Tag: 8.27.2020

Pathogens Monitoring Results for 8.27.2020

The LRWP and EARTH Center of Middlesex County monitor for Fecal Coliform and Enterococcus at six non-swimming public beach access sites along the Lower Raritan during the warmer summer months. Fecal Coliform and Enterococcus are indicators of disease-causing bacteria in our waterways.

The EPA recommends that a single Enterococcus sample be less than 110 Colony Forming Units (CFU)/100mL for primary contact. Enterococci levels are used as indicators of the possible presence of disease-causing bacteria in recreational waters. Such pathogens may pose health risks to people fishing and swimming in a water body. Sources of bacteria include Combined Sewer Overflows (CSOs), improperly functioning wastewater treatment plants, stormwater runoff, leaking septic systems, animal carcasses, and runoff from manure storage areas. Enterococci levels are often high after heavy or consistent rainfall.

This week our South Amboy and Perth Amboy sites look great. Things are not so great at our Piscataway, New Brunswick, Edison and Sayreville sites – Enterococcus CFUs are quite high. Please note that these results for August 20, 2020 are preliminary and awaiting Quality Control.

Field Notes

Warm and muggy day for pathogens sampling. LOTS of bunker at the Edison Boat Basin and Sayreville Ken Buchanan Boat launch sites. Red tide and dead crabs in South Amboy. Special thanks to Maya for all her help monitoring this summer – today was her last day in the field before she heads back to school.

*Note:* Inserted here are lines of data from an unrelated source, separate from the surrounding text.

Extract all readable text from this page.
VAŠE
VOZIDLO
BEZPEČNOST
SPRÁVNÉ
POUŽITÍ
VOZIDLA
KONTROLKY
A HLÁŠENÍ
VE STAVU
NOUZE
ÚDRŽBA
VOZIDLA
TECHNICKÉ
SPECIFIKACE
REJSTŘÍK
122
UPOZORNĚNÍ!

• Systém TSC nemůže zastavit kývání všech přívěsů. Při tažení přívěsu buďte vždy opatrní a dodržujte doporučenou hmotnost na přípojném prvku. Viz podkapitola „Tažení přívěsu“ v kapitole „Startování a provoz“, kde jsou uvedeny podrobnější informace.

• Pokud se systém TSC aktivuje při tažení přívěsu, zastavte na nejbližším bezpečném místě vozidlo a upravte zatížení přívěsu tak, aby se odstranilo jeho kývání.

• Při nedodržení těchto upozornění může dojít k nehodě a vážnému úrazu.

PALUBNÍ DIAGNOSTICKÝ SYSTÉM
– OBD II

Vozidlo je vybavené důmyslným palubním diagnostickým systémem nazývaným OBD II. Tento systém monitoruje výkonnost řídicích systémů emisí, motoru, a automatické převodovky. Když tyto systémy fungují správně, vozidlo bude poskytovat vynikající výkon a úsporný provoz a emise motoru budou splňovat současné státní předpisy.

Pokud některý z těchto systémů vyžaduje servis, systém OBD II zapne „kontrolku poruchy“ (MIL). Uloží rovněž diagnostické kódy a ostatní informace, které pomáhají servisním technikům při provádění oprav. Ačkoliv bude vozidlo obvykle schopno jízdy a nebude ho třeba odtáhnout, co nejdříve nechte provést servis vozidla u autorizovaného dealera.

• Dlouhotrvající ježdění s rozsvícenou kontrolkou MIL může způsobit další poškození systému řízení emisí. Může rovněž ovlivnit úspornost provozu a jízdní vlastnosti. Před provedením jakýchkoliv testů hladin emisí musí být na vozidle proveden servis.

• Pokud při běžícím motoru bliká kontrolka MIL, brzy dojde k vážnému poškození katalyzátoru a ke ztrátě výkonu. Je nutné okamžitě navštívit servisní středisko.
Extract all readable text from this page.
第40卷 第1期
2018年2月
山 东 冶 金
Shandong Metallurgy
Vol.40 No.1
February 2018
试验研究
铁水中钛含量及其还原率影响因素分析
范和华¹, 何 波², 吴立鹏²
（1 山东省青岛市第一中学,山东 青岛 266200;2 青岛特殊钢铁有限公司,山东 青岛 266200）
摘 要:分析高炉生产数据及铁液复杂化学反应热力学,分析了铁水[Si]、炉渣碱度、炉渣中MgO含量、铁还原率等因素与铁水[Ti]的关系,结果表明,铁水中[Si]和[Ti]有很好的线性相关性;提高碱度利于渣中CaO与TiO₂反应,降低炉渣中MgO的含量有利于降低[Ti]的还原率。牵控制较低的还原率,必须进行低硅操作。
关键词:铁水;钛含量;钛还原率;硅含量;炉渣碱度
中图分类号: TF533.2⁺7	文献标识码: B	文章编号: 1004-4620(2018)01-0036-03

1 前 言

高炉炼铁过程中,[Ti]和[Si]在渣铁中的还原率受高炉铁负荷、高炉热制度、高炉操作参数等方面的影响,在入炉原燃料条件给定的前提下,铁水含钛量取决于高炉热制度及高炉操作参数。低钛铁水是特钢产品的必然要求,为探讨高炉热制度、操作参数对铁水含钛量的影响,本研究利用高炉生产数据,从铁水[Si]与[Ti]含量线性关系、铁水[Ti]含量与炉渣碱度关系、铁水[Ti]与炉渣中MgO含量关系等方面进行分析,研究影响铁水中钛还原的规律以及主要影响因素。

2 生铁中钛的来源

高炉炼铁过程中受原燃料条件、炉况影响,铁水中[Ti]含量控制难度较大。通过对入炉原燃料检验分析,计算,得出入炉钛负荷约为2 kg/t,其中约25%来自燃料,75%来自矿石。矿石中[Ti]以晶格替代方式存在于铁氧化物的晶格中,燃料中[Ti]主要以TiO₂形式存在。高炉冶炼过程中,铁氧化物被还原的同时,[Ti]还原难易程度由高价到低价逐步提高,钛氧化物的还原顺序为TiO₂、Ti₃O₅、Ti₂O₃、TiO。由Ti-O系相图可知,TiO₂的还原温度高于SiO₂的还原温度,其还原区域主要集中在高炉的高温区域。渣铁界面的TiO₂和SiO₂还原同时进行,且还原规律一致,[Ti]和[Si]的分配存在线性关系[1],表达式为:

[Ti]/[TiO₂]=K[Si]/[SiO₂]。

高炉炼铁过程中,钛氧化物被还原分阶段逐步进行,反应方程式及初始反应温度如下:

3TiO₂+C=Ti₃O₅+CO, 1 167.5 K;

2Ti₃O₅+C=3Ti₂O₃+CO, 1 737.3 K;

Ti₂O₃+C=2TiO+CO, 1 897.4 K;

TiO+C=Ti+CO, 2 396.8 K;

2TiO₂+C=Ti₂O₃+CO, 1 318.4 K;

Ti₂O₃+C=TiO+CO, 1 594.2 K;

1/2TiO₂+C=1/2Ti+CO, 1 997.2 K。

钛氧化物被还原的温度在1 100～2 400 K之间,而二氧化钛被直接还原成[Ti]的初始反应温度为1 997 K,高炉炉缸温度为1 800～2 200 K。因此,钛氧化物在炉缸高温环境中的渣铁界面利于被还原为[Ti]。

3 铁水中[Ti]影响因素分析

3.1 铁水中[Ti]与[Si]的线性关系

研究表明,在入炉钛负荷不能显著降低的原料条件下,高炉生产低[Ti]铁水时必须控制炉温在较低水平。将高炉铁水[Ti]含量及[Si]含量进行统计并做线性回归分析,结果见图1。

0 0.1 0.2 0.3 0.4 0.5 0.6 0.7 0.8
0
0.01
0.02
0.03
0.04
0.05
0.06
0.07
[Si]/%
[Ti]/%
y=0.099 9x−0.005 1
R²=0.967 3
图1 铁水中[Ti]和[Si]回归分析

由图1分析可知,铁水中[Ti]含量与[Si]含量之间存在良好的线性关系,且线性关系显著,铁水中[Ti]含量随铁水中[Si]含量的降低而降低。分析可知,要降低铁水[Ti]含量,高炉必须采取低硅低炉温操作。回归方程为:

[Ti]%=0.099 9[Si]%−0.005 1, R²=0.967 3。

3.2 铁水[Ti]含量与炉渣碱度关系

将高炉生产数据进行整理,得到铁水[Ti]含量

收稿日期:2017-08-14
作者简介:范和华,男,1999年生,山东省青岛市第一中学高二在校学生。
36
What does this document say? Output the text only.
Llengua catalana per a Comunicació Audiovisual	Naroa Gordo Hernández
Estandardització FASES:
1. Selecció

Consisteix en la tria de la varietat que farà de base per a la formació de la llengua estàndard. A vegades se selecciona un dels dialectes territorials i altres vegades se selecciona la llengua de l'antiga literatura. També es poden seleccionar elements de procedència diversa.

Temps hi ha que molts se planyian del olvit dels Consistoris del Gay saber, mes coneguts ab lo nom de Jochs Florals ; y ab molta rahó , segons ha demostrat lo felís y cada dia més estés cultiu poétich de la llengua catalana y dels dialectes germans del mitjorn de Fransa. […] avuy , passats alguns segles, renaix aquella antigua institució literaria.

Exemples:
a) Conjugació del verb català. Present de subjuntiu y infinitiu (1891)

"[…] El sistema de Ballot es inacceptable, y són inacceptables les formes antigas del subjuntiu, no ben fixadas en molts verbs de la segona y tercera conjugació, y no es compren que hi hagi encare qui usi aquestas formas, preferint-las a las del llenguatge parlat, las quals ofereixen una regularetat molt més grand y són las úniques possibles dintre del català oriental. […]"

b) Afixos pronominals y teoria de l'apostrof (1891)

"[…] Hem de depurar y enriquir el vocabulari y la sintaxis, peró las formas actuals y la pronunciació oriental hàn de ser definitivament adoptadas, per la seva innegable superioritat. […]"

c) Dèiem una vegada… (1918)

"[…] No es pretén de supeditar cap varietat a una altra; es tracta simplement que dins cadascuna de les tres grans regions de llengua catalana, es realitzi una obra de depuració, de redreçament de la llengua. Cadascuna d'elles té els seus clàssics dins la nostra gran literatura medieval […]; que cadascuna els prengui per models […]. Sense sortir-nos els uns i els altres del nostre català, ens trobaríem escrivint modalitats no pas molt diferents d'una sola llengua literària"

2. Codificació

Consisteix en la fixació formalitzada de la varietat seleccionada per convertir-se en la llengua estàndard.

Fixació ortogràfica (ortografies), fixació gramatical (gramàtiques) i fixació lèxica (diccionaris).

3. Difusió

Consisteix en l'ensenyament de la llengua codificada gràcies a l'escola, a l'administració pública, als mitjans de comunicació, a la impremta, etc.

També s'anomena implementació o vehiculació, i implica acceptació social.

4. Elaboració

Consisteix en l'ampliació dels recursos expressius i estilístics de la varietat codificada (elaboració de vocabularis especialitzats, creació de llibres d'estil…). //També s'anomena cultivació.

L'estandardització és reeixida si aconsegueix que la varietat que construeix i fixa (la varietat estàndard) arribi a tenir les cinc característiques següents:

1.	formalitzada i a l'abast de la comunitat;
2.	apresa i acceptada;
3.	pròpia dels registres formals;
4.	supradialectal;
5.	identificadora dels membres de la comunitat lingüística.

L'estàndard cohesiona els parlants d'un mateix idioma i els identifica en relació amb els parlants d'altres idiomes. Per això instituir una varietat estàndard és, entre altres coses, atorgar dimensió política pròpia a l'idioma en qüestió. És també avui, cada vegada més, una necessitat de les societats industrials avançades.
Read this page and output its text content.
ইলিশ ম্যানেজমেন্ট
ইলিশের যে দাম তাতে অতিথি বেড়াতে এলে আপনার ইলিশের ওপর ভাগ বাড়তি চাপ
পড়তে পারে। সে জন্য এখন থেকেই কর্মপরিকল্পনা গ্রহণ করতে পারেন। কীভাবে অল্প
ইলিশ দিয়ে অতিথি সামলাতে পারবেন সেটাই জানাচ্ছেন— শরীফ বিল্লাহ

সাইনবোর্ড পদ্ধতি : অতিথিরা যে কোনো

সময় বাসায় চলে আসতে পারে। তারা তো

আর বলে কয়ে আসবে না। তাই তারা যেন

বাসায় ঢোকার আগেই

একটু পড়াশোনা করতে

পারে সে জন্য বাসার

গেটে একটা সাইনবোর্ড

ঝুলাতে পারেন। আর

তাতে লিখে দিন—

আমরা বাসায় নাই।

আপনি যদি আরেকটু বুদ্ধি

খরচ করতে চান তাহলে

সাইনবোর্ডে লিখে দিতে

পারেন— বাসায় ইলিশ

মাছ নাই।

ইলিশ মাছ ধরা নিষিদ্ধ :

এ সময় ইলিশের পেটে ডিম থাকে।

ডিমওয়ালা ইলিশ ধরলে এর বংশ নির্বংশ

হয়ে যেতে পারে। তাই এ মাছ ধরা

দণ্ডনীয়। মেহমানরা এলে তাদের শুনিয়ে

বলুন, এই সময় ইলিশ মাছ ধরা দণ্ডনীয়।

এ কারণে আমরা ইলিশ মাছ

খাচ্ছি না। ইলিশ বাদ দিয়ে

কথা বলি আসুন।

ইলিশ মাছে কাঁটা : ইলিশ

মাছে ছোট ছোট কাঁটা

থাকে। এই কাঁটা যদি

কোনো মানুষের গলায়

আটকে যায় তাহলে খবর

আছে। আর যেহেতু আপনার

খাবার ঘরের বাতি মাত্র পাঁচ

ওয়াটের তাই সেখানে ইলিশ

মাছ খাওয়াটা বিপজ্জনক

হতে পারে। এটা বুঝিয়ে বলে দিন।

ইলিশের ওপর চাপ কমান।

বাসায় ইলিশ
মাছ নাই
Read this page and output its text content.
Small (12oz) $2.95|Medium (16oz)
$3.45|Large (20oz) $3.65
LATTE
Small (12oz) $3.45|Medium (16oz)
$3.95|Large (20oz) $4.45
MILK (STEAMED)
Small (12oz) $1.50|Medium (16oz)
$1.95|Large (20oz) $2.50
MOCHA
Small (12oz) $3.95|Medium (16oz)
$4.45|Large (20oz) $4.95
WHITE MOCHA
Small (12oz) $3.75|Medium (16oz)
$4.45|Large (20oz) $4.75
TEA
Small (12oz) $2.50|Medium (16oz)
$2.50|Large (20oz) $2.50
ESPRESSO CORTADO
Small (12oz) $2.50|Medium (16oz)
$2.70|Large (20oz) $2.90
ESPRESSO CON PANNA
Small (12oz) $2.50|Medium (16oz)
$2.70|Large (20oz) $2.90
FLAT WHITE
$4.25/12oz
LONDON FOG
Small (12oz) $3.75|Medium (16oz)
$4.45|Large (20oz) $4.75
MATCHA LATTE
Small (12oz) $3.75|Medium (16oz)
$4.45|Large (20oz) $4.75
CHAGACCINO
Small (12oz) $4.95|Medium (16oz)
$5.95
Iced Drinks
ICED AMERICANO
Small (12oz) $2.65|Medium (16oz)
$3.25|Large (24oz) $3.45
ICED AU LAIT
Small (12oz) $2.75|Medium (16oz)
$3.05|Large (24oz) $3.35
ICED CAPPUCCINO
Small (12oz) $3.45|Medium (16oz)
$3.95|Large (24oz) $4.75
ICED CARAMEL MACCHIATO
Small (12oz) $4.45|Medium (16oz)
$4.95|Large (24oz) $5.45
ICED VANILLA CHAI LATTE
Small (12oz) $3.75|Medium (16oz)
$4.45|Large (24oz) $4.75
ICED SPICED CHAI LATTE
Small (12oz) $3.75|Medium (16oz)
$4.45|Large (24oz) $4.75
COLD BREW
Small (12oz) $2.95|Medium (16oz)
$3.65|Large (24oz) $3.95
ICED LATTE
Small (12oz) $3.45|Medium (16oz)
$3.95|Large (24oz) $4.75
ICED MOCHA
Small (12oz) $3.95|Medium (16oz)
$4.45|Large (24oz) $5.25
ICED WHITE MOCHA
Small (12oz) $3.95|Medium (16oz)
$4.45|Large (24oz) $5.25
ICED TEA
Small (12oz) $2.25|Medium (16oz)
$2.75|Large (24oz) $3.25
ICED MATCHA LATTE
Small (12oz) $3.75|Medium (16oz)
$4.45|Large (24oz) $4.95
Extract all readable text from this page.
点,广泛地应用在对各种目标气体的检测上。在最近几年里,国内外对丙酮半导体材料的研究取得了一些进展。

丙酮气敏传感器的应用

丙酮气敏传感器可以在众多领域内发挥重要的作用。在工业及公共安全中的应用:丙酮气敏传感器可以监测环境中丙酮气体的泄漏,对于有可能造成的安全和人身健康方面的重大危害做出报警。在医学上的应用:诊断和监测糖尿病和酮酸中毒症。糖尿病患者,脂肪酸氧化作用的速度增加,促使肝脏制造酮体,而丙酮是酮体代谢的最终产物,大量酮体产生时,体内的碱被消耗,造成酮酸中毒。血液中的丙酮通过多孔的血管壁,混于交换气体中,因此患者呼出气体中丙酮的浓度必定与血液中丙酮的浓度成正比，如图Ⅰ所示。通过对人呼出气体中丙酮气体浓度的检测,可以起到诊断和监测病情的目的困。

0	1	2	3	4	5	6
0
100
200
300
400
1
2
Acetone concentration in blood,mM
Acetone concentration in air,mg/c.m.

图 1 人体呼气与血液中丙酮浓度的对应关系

Look! Bunker/Menhaden! We saw lots of these guys at both our Sayreville (pictured) and Edison sites.
Dead crabs and red tide at the South Amboy beach
This week we dropped our samples off in Bayonne at a monitoring site for the Hackensack Riverkeeper – they have great views of Elizabeth, NJ’s working port!

Summer 2020 Raritan Monitoring Sites

The New Jersey state Department of Environmental Protection and Middlesex County Health Departments typically monitor at sanctioned public swimming beach sites. They do not monitor the water quality for pathogens at public access non-swimming beach sites along the Raritan, despite regular use of these areas for primary contact (fishing and swimming) by members of our urban communities.

The LRWP works with in partnership with the Interstate Environmental Commission for lab analysis of our samples. We have a Quality Assurance Protocol Plan (QAPP) approved by the federal Environmental Protection Agency. We work to report our results as soon as lab analysis is completed.